In pSS, the salivary gland histopathology is characterised by periductal lymphocytic infiltration and acinar destruction. The duct epithelium, however, appears relatively unaffected by the lymphocytic infiltration, which contrasts the observed salivary changes in pSS. On the other hand, the discrepancy may be explained by morphological differences between the labial salivary glands, which predominantly consist of mucous acini and have a very short duct system, and the parotid glands, which comprise serous acini and have long duct system. Nevertheless, it has been stated that the histopathological changes of the labial salivary glands mimic those of the parotid glands [49, 50]. It has been suggested that Bcl-2 positive basal cells of striated/excretory ducts possess an extensive capacity for pluridirectional morphogenetic differentiation . On this basis, it could be speculated that the duct cells in some pSS patients possess antigenic properties, which initiate an autoimmune response that could be associated with morphogenesis and cell differentiation of the salivary gland tissues.

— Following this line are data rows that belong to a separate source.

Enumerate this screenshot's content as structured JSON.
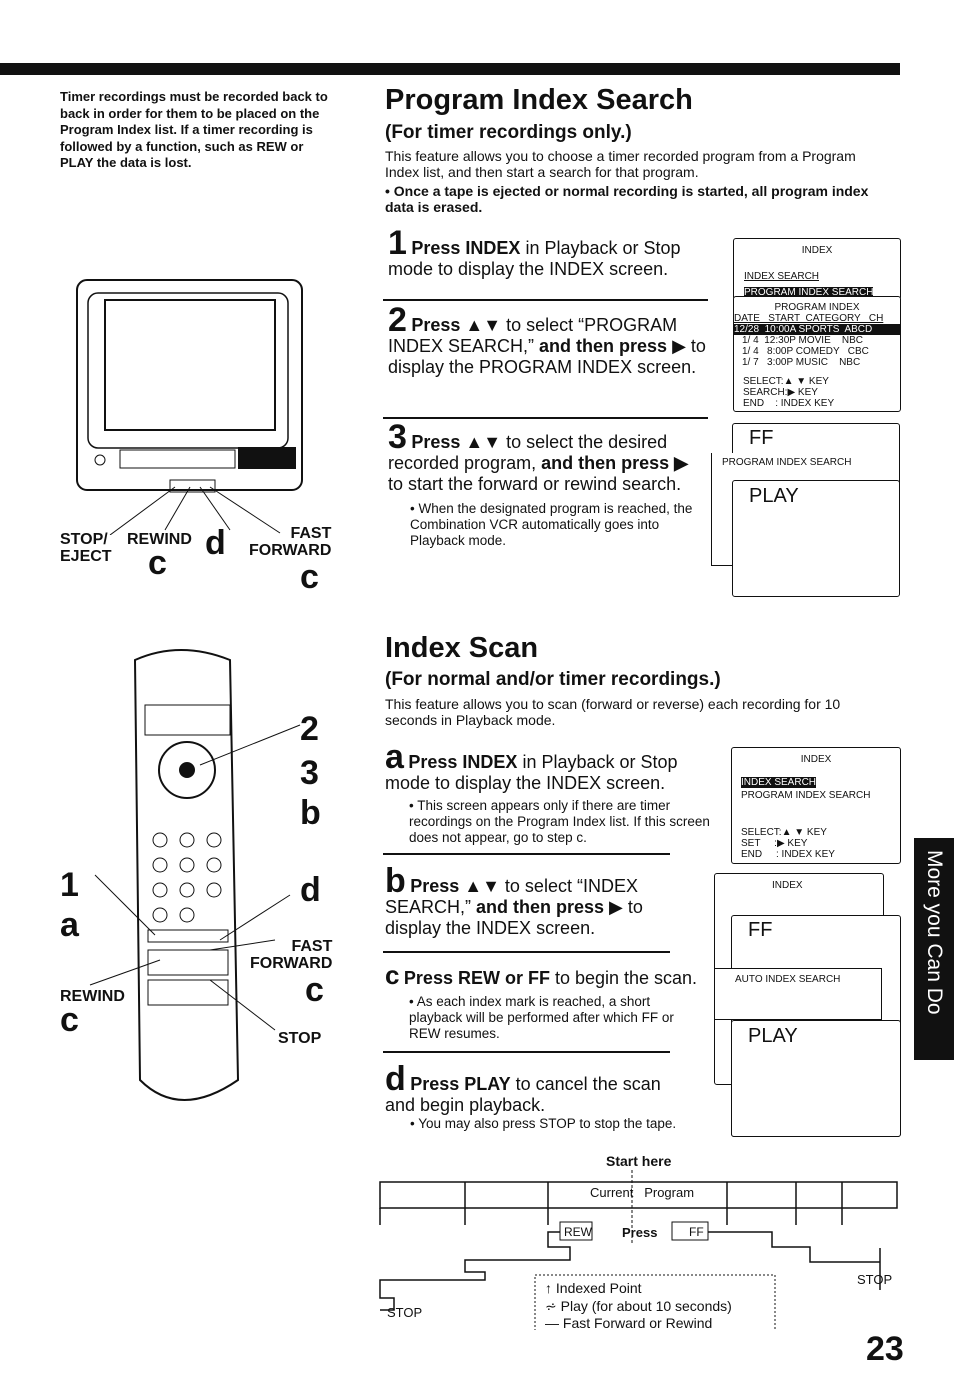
{
  "left_note": "Timer recordings must be recorded back to back in order for them to be placed on the Program Index list. If a timer recording is followed by a function, such as REW or PLAY the data is lost.",
  "pis": {
    "title": "Program Index Search",
    "subtitle": "(For timer recordings only.)",
    "intro": "This feature allows you to choose a timer recorded program from a Program Index list, and then start a search for that program.",
    "bullet": "• Once a tape is ejected or normal recording is started, all program index data is erased.",
    "steps": [
      {
        "num": "1",
        "bold": "Press INDEX",
        "text": " in Playback or Stop mode to display the INDEX screen."
      },
      {
        "num": "2",
        "bold": "Press ▲▼",
        "text": " to select “PROGRAM INDEX SEARCH,” ",
        "bold2": "and then press",
        "text2": " ▶ to display the PROGRAM INDEX screen."
      },
      {
        "num": "3",
        "bold": "Press ▲▼",
        "text": " to select the desired recorded program, ",
        "bold2": "and then press ▶",
        "text2": " to start the forward or rewind search.",
        "note": "• When the designated program is reached, the Combination VCR automatically goes into Playback mode."
      }
    ],
    "screen1": {
      "title": "INDEX",
      "item1": "INDEX SEARCH",
      "item2": "PROGRAM INDEX SEARCH"
    },
    "screen2": {
      "title": "PROGRAM INDEX",
      "header": "DATE   START  CATEGORY   CH",
      "rows": [
        "12/28  10:00A SPORTS  ABCD",
        "1/ 4  12:30P MOVIE    NBC",
        "1/ 4   8:00P COMEDY   CBC",
        "1/ 7   3:00P MUSIC    NBC"
      ],
      "keys": [
        "SELECT:▲ ▼ KEY",
        "SEARCH:▶ KEY",
        "END    : INDEX KEY"
      ]
    },
    "screen3": {
      "ff": "FF",
      "label": "PROGRAM INDEX SEARCH",
      "play": "PLAY"
    }
  },
  "tv_labels": {
    "stop": "STOP/\nEJECT",
    "rewind": "REWIND",
    "fast": "FAST\nFORWARD",
    "c1": "c",
    "d1": "d",
    "c2": "c"
  },
  "remote_labels": {
    "n2": "2",
    "n3": "3",
    "b": "b",
    "n1": "1",
    "a": "a",
    "d": "d",
    "fast": "FAST\nFORWARD",
    "c1": "c",
    "rewind": "REWIND",
    "c2": "c",
    "stop": "STOP"
  },
  "scan": {
    "title": "Index Scan",
    "subtitle": "(For normal and/or timer recordings.)",
    "intro": "This feature allows you to scan (forward or reverse) each recording for 10 seconds in Playback mode.",
    "steps": [
      {
        "num": "a",
        "bold": "Press INDEX",
        "text": " in Playback or Stop mode to display the INDEX screen.",
        "note": "• This screen appears only if there are timer recordings on the Program Index list. If this screen does not appear, go to step c."
      },
      {
        "num": "b",
        "bold": "Press ▲▼",
        "text": " to select “INDEX SEARCH,” ",
        "bold2": "and then press",
        "text2": " ▶ to display the INDEX screen."
      },
      {
        "num": "c",
        "bold": "Press REW or FF",
        "text": " to begin the scan.",
        "note": "• As each index mark is reached, a short playback will be performed after which FF or REW resumes."
      },
      {
        "num": "d",
        "bold": "Press PLAY",
        "text": " to cancel the scan and begin playback.",
        "note": "• You may also press STOP to stop the tape."
      }
    ],
    "screen1": {
      "title": "INDEX",
      "item1": "INDEX SEARCH",
      "item2": "PROGRAM INDEX SEARCH",
      "keys": [
        "SELECT:▲ ▼ KEY",
        "SET     :▶ KEY",
        "END     : INDEX KEY"
      ]
    },
    "screen2": {
      "title": "INDEX",
      "ff": "FF",
      "label": "AUTO INDEX SEARCH",
      "play": "PLAY"
    }
  },
  "diagram": {
    "start": "Start here",
    "current": "Current",
    "program": "Program",
    "rew": "REW",
    "press": "Press",
    "ff": "FF",
    "stop_left": "STOP",
    "stop_right": "STOP",
    "legend": [
      "Indexed Point",
      "Play (for about 10 seconds)",
      "Fast Forward or Rewind"
    ]
  },
  "side_tab": "More you Can Do",
  "page_number": "23"
}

It has not yet been possible to identify a specific anti-salivary duct antibody in pSS that is capable of inhibiting cell differentiation. Our finding of more pronounced acinar and ductal tissue functional impairment in pSS patients with both FS and AB, than in patients with FS or AB, supports the idea that circulating autoantibodies or inflammatory mediators produced locally by the inflammatory cells, interfere with the neural release of neurotransmitter substances or interact with the binding of neurotransmitters to receptors on the cell surface, thereby impairing the acinar secretion and/or the ductal reabsorptive modification of saliva . Along this line, an in vitro study on isolated human acini and duct segments from pSS patients have shown that these cells possess functional receptor systems and normal response in changes in the intracellular free calcium concentration upon maximal secretagogue stimulation . The fact that the ductal uptake of sodium via amiloride-sensitive epithelial sodium channel (ENaC) is regulated by circulating adrenal mineralocorticoids, e.g. aldosterone  could also indicate that some pSS patients have low levels of aldosterone. However, this still needs to be clarified.